Molecular basis and rationale for combining immune checkpoint inhibitors with chemotherapy in non-small cell lung cancer

Abstract

Immunotherapy has prompted a paradigm shift in advanced non-small cell lung cancer (NSCLC) treatment, by demonstrating superior efficacy to chemotherapy alone both in second- and in first-line setting. Novel insights on molecular mechanisms and regimens to enhance the efficacy of immunotherapy are warranted, as only a minority of patients (˜20%) respond to checkpoint blockade. Taking into account the multiple mechanisms adopted by tumor cells to evade the immune system through cancer immunoediting, the frontline combination of immune checkpoint inhibitors with chemotherapy appears to be a successful strategy as: 1) it enhances the recognition and elimination of tumor cells by the host immune system (immunogenic cell-death), and 2) it reduces the immunosuppressive tumor microenvironment. Remarkably, the immune checkpoint inhibitors pembrolizumab and atezolizumab have already been approved by the FDA in combination with chemotherapy for the first-line treatment of advanced NSCLC and many other chemo-immunotherapeutic regimens have been evaluated as an initial therapeutic approach in metastatic NSCLC. Concurrently, several preclinical studies are evaluating the molecular mechanisms underlying immunomodulation by conventional chemotherapeutic agents (platinum salts, antimitotic agents, antimetabolites and anthracyclines), unraveling drug- and dose/schedule-dependent effects on the immune system that should be exploited to achieve synergistic clinical activity.

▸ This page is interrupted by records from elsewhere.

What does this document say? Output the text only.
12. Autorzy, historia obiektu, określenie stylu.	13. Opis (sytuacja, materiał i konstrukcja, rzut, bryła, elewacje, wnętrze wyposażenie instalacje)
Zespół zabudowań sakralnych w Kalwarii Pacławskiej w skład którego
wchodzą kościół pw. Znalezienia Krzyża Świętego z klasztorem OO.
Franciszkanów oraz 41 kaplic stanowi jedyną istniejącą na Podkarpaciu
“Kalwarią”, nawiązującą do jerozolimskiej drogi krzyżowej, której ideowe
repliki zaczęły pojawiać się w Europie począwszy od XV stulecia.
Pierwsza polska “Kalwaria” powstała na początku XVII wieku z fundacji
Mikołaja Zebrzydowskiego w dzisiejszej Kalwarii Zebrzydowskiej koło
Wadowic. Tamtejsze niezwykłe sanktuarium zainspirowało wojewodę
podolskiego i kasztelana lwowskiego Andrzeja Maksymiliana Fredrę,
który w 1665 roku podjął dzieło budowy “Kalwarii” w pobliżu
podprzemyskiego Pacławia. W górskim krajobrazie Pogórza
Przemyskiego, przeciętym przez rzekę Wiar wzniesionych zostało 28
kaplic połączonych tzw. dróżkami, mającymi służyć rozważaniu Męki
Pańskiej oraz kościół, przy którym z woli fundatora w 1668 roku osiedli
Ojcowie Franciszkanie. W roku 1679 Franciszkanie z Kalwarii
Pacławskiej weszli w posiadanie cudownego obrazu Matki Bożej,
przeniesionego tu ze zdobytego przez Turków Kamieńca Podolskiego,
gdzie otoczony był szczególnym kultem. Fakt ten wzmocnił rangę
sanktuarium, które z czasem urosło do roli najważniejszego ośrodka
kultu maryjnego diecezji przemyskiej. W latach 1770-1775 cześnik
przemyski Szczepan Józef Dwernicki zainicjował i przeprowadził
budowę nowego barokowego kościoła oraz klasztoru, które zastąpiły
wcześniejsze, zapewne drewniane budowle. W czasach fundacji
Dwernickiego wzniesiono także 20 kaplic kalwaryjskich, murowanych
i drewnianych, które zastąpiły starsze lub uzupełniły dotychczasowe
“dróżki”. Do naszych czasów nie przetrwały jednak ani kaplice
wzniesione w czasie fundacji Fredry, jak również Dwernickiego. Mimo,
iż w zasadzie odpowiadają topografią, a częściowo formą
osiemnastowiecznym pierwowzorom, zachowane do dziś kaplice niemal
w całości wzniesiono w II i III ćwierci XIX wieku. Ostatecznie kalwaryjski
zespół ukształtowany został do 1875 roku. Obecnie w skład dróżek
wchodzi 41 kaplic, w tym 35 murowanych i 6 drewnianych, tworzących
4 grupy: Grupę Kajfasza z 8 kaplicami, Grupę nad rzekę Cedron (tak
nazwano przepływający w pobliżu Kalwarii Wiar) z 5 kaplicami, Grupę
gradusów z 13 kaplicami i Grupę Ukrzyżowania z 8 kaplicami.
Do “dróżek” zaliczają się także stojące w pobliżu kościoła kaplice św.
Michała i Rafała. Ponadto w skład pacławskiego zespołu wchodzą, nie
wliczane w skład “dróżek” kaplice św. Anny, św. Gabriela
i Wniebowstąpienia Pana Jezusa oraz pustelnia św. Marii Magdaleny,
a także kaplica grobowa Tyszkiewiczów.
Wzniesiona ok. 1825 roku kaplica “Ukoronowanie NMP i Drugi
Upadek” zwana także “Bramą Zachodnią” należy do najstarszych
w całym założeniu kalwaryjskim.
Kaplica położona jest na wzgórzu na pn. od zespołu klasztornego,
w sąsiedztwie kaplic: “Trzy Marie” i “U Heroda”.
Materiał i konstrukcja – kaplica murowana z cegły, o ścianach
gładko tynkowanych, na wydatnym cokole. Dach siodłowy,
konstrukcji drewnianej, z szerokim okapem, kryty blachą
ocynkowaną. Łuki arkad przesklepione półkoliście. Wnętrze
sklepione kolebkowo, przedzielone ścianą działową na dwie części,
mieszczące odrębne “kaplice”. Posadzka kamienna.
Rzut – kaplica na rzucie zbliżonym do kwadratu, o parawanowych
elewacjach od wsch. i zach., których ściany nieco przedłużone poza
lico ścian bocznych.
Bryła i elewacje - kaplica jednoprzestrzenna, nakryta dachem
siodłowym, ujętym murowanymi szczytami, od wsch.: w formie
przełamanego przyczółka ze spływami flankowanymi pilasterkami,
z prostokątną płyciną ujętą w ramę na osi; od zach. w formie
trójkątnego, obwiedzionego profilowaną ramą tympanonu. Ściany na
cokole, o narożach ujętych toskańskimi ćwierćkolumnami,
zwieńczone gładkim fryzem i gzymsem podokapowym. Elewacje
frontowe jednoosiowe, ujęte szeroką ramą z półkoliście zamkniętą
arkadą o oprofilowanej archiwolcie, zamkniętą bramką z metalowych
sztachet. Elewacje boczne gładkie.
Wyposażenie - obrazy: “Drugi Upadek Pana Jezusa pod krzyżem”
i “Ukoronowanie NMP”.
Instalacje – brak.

The current review provides a detailed overview of the immunobiological rationale and molecular basis for combining immune checkpoint inhibitors with chemotherapy for the treatment of advanced NSCLC. Moreover, current evidence and future perspectives towards a better selection of patients who are more likely to benefit from chemo-immunotherapy combinations are discussed.

Keywords: Chemotherapy; Immune checkpoint inhibitors; Immunogenic cell death; Immunotherapy; Lung cancer; Optimal patient selection; Tumor immune microenvironment.